2024-01-15 14:11:12
1/15/2024-|Last update: 1/15/202407:04 PM (Mecca time)
AI chatbots like GBT Chat receive prompts or series of instructions from human users, but are instructed not to respond to unethical, questionable, or illegal requests. For example, when asking how to create malware to hack bank accounts, you will receive a flat rejection of this request.
Despite these ethical restrictions, researchers from Nanyang Technological University in Singapore demonstrated in a study published on the pre-print website (arXiv), that it is possible to manipulate the mind of these robots through a robot they created called “Master Key,” which enabled them to hack them and produce content that violates the instructions of their developers, a result known as “jailbreaking.”

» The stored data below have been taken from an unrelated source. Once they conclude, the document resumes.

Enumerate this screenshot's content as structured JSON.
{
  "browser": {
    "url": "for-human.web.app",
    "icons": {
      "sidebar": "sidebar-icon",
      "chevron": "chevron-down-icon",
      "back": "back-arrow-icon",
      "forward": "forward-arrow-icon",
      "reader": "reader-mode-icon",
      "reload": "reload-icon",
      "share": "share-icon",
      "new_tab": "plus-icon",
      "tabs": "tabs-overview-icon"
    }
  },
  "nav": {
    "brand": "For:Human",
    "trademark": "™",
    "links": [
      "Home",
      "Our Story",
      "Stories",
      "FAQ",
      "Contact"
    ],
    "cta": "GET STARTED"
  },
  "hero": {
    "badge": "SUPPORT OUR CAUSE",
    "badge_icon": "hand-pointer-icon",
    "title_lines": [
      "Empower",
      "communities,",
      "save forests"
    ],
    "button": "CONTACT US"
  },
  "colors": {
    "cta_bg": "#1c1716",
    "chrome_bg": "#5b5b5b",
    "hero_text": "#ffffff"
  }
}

“Jailbreaking” is a term in the field of computer security that refers to hackers finding flaws in a system’s software, and exploiting these flaws to make the system do something that its developers deliberately prevented.
How did scientists manipulate the brain of “GPT chat”?
Robots’ brains are a large language model (LLM) that helps them process human input, creating text that is almost indistinguishable from text that a human can generate. These brains are filled with vast amounts of textual data to understand, generate, and process human language.
What the researchers from Nanyang Technological University did – as they revealed in their study – was that they “reverse engineered” to find out how the brains of robots detect “large language models” such as “GPT chat” for unethical requests.
From the information they obtained, they trained their own large language model to produce requests that bypass the defenses of the large language models that underpin famous chatbots. Then they created their own chatbot capable of automatically generating more requests to break the protection of other chatbots, and they called it “Master Qi.”
Just as the master key “Master Key” opens multiple locks, the name the researchers chose for their robot indicates that it is a powerful and versatile tool that can penetrate the security measures of various automated chat systems.
Professor Liu Yang from Nanyang University’s School of Computer Science and Engineering, who led the study, revealed statement A journalist published on the university’s website, regarding one of the most prominent methods of fraud used by “Master Key”.
For example, chatbot developers rely on keyword monitoring tools that pick up certain words that might indicate potentially suspicious activity and refuse to answer if such words are detected.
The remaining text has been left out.